Team:Tuebingen/Project/ImmobilizationTags

From 2014.igem.org

Revision as of 02:34, 18 October 2014 by SvenB (Talk | contribs)
(diff) ← Older revision | Latest revision (diff) | Newer revision → (diff)


Immobilization Tags

To achieve a covalent immobilisation of the different enzymes to an agarose membrane we chose three different immobilisation tags. All of them consist of two peptide chains which specifically bind to each other in solution and yield a covalent bond. For immobilisation purposes we used the SpyTag, the SnapTag and a split intein engineered from gyrase b of Synechocystis spec. PCC6803.

SpyTag

The SpyTag-sequence was taken from the iGEM registry and consists of a small peptide chain, called SpyTag, and a bigger protein-like structure, called SpyCatcher. Both BioBricks were created by Team TU-Munich in 2013 and can be found under the identifiers BBa_K1159200 (SpyCatcher) and BBa_K1159201 (SpyTag). The short SpyTag polypeptide (AHIVMVDAYKPTK) was C-terminally fused with 6-aminohexanoic acid as a spacer, followed by a carboxyfluorecine labelled lysine residue and a cystein residue for binding of the SulfoLink. With this we achieve a fluorescent marker in our peptide to yield an indicator for correct immobilisation of the SpyTag to the target protein or the matrix. Because of the cystein residue at the N-terminus of the SpyTag, it can be covalently bound to a matrix via SulfoLink (for further information about the SpyTag have a look at our page about synthetic peptides). In order to immobilize our enzymes, they were C-terminally fused to the coding region of the SpyCatcher, which could then bind to the SpyTag, attached to the matrix.

SnapTag

The SnapTag is originally a labelling system, used to tag proteins with fluorescent molecules. It is a derivate of human O-6-alkylguaninalkyltransferase. In our system the same principle is used, but instead of attaching a fluorescent marker, we attach the SNAP-protein to a membrane coated in SNAP-substrate. The SNAP-protein itelf is a protein chain (182 amino acids), C-terminally fused to the target protein. The membrane is coated in the so called SNAP-substrate, a 1-benzylguanidine. The mechanism for covalent fusion of the two parts is a SN2-reaction where the guanine is substituted by a cystein residue near the N-terminus of the attached protein, which forms a thioester bond.

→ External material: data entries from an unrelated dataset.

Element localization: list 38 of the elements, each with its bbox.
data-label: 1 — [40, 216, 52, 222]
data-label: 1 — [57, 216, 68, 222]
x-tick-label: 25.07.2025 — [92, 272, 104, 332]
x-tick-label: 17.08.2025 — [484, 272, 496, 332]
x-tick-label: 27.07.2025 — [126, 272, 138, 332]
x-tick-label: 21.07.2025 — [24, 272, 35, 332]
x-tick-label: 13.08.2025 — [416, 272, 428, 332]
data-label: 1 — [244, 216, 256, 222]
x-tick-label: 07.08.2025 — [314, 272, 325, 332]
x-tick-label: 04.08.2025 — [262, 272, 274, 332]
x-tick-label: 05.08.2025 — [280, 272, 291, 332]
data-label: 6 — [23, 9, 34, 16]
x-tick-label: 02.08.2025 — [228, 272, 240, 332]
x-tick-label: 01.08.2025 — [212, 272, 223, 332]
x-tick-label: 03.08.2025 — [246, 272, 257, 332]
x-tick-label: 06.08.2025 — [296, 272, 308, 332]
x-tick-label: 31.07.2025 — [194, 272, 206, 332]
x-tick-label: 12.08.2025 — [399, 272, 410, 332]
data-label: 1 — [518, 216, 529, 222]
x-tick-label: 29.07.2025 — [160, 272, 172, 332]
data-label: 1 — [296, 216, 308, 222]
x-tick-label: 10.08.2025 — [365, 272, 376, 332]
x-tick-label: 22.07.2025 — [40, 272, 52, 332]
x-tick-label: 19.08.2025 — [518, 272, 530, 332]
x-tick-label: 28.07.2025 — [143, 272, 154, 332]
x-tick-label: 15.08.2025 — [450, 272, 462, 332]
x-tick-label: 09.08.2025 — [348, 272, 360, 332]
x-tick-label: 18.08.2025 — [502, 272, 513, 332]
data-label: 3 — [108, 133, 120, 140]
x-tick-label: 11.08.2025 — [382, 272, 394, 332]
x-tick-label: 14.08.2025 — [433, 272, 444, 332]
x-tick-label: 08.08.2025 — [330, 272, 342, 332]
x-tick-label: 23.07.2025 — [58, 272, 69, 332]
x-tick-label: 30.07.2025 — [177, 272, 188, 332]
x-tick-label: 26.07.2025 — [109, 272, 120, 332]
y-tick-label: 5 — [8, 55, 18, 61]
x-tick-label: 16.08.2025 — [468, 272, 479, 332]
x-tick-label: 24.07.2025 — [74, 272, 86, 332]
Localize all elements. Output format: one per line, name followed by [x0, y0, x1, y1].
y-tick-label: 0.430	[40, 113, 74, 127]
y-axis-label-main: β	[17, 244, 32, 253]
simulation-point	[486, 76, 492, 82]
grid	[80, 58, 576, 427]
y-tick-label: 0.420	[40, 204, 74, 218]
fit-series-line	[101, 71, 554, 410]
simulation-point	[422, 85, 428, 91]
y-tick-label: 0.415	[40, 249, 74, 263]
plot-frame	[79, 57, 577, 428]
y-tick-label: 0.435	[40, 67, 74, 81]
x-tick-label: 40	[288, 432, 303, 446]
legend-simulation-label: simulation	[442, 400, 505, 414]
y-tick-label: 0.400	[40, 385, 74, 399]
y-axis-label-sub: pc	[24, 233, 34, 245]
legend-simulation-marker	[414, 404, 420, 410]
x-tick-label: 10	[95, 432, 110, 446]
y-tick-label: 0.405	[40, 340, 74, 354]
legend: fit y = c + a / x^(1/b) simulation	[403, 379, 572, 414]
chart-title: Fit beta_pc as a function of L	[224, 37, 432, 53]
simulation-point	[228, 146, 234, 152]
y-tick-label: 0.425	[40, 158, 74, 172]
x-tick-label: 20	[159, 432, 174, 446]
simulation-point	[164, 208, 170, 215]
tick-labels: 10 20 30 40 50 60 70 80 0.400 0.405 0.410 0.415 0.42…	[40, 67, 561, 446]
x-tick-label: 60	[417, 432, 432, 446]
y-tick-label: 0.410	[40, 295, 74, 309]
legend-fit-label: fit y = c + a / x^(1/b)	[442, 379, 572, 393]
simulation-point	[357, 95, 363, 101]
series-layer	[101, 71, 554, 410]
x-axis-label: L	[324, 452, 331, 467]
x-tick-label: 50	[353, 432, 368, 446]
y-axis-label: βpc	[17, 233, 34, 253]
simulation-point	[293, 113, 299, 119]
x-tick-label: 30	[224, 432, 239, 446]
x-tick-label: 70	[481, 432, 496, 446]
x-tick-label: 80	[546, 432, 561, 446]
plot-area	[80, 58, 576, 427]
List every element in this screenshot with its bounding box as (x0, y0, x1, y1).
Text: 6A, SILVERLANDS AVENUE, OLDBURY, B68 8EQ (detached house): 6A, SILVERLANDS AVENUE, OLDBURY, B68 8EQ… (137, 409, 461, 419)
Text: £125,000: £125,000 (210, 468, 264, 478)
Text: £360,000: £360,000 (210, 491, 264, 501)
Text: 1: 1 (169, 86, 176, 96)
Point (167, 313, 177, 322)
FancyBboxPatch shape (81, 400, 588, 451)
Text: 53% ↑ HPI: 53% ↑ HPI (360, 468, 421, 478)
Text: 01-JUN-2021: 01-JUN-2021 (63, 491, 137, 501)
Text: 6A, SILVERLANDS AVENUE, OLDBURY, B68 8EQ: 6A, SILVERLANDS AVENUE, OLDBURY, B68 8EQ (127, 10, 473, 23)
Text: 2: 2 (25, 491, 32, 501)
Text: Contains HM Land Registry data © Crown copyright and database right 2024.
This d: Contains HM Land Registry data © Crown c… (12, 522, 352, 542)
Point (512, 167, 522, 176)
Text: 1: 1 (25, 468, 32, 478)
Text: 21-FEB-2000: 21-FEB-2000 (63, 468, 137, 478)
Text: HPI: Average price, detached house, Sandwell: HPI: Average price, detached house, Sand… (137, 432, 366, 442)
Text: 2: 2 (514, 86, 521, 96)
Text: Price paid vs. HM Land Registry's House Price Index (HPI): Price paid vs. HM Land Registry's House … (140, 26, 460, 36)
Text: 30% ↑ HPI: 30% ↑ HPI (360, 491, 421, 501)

Split Intein (Ssp Gyrase B Intein)

Intein immobilisation (Figure 1) has a significant difference to the other two tag systems: While in the other cases two peptide chains are connected by the tag, the intein itself isn’t present in the immobilised state anymore, thereby forming a direct connection. Artificially created split inteins are modified parts of natural occuring inteins - protein regions which cut themselves out of a protein chain via self-catalytic activity- that are cut in two pieces. If C-terminal and N-terminal part find eachother in solution under specific conditions (in our case the optimal conditions are room temperature and a pH value around 7.5) the intein’s highly specific self-splicing activity is induced and the intein then cuts itself out of the protein chain, leaving the regions around the recombined intein covalently bound to each other. The cleavage mechanism occurs by conserved cystein and asparagine resiudes at the ends of the intein region. For our system we chose a split intein from gyrase b of Synechocystis spec. PCC6803. We chose it in particular because of it’s published high binding efficiency (89%) and it having a very small C-split-intein (modified the ensure a working fluorecin test) (GVPVHNGA[6-AHS]K(Fl)C) which could be aquired by peptide synthesis in the lab, thus allowing the same modifications we also used for Spy-Tag. The N-terminal split-intein (~ 500 base pairs) was added to the C-terminus of the protein coding DNA region. Ssp Gyrase b N-split-intein was sent in to be part of the iGEM registry and can be found under the BioBrick-Number BBa_K1483003.

Figure 1: Schematic illustration of split intein function.